As a large part of the Western world continues to suffer in the wake of the on-going financial crisis that began back in 2008, growth in the Middle East shows no sign of abating. In the likes of the United Arab Emirates (UAE), the demand for luxury goods continues to rise as the area welcomes more and more tourists and more and more business.
A recent report has revealed that demand for luxury goods rose by nearly 15 per cent in 2012 as the region became the 10th largest luxury goods market in the world. So what is driving this growth as other parts of the world falter?
First of all, fundamentally there are far more people to buy luxury goods. Between 2005 and 2011, the population of the UAE rose by more than seven per cent every year, going from around four million to nearer eight million as the region has continued to benefit from the rising price of oil.

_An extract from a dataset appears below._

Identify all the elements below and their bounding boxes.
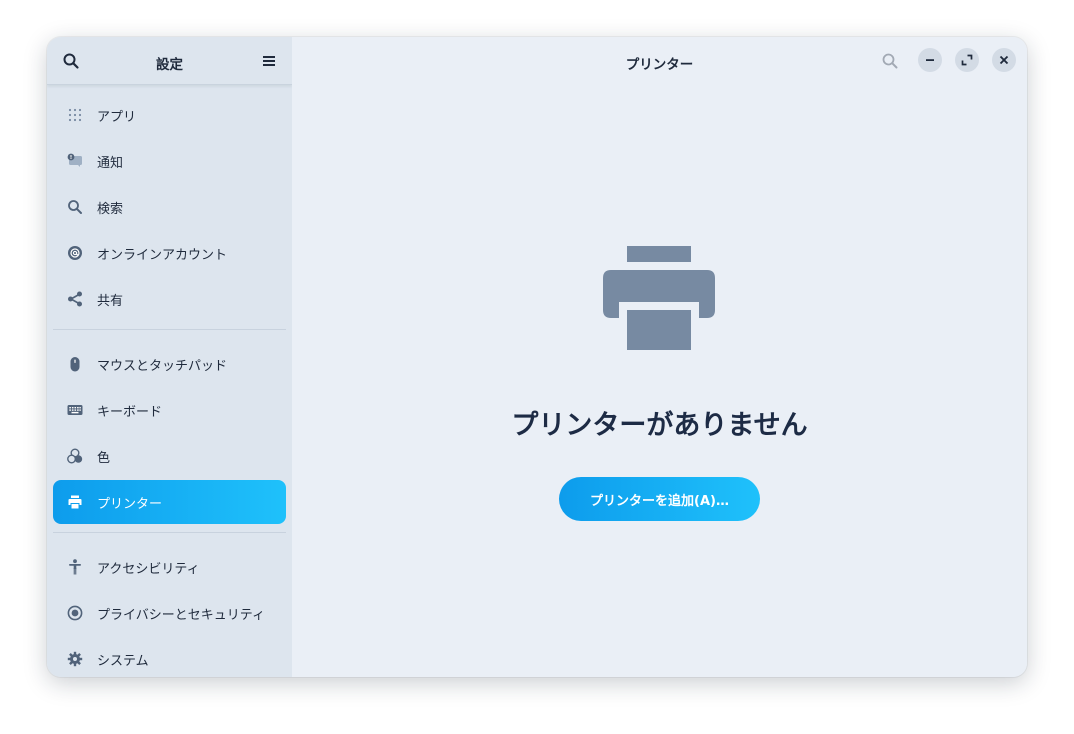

Big brands have been quick to capitalise. One of the most famous in the world, indeed recently named the world’s most powerful brand, has made sure it has a strong presence in Dubai. Ferrari opened Ferrari World late in 2010 and the world’s largest indoor theme park offers the world’s fastest rollercoaster alongside numerous concessions where visitors can buy a piece of the famous Italian brand through, for example, its luxury clothing line.
Similarly, luxury Italian fashion designer Giorgio Armani has recognised the growth potential in the Middle East and the Armani Hotel in the Burj Khalifa also opened its doors in 2010. With luxury interiors designed personally by Armani, the hotel occupies several lower floors of the world’s tallest building as well as the 38th and 39th floors that offer the more high-end suites. Not to be outdone, rival Italian fashion house Versace is set to open Palazzo Versace in Dubai in 2014, offering 217 luxury hotel suites alongside private accommodation in the form of condominiums.
Brands such as Ferrari, Armani and Versace clearly see growth in the Middle East continuing and this will be helped by more relaxed laws on foreign investment in the region. As economies in Europe and the US weaken, more firms are looking to expand into the likes of the UAE and Bahrain.
This had led to a growth in the banking sector, with many global names now firmly established in the region. Their presence has smoothed the way for businesses to expand and easily set up a tax-efficient office or a corporate account in the UAE with little hassle. With governments in the region keen to see more foreign investment, there has never been an easier time to get money into the Middle Eastern economy.
The land that is built on oil continues to grow despite bumpy global economic conditions and as its economy diversifies into financial services, hospitality and tourism, and its population grows year-on-year, the demand for luxury goods is set to grow at a similar or even greater pace. High levels of disposable income and a growing concentration of millionaires with money to spend means that luxury brands need to ensure they have a presence in this growing luxury market.